I cannot provide detailed feedback about TrendAI Vision One support as we haven't needed to utilize it extensively. The configuration process is straightforward enough that we rarely require support assistance.

Neutral

Most of the enterprise-level clients use CrowdStrike or Cylance. TrendAI Vision One or TrendAI Vision One Apex Central is used by most smaller banks, while bigger banks predominantly use CrowdStrike and Cylance.

In Pakistan and the MENA region, clients prefer on-premises deployment unless cloud services are available. When cloud hosting is located in the US or other countries, Saudi and UAE clients typically opt for on-premises deployment.

Vision One is very easy to deploy. We don't have to do much of anything on that. We just have to deploy the agent, and we have to configure the policy. It's not very complicated.

Regarding pricing, TrendAI Vision One offers very competitive rates compared to CrowdStrike and Cylance. Customers who cannot afford CrowdStrike's pricing can easily opt for TrendAI Vision One.

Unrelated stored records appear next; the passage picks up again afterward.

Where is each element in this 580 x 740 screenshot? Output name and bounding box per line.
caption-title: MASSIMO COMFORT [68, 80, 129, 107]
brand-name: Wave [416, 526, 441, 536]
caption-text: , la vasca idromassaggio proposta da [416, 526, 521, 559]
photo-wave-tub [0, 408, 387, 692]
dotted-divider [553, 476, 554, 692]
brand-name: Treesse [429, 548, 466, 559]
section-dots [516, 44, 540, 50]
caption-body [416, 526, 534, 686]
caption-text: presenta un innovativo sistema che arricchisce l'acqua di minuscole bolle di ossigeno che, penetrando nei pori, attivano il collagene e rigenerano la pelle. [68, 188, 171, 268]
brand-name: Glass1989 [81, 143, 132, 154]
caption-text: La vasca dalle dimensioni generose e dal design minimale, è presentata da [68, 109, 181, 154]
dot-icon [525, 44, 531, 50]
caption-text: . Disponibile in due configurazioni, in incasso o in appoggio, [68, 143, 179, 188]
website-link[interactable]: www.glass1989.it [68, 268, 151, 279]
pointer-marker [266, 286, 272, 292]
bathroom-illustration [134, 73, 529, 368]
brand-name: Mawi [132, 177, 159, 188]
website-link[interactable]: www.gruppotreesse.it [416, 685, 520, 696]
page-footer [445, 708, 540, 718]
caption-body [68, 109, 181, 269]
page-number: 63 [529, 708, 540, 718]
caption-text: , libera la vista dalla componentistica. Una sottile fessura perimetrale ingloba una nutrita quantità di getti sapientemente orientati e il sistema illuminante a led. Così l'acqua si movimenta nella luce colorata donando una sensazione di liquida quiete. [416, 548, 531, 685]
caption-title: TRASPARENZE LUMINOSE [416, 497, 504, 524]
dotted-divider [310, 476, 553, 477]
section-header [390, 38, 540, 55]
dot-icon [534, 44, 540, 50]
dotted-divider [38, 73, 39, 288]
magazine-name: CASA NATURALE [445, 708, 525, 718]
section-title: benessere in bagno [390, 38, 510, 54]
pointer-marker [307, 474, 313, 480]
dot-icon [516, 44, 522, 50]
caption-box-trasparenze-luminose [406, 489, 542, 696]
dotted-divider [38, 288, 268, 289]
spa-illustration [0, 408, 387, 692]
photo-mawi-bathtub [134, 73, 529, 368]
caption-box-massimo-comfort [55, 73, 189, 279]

We are not a partner with Trend Micro; we only provide deployment services. TrendAI Vision One can generate false positives; however, this depends on the whitelisting configuration, particularly in the application control area and IOC whitelisting. The detection mechanism is good, though CrowdStrike performs better in detections and reducing false positives due to its behavioral-based analysis and AI-based features. In comparison with other vendors, CrowdStrike ranks first, followed by Cylance, then TrendAI Vision One. Cylance and TrendAI Vision One can work together effectively.

I would primarily recommend CrowdStrike, and then TrendAI Vision One for customers with budget constraints. CrowdStrike's recent launch of a new AI model and features such as the MDC module for comprehensive log collection provide superior visibility and control compared to TrendAI Vision One.

The overall rating for TrendAI Vision One is seven out of ten.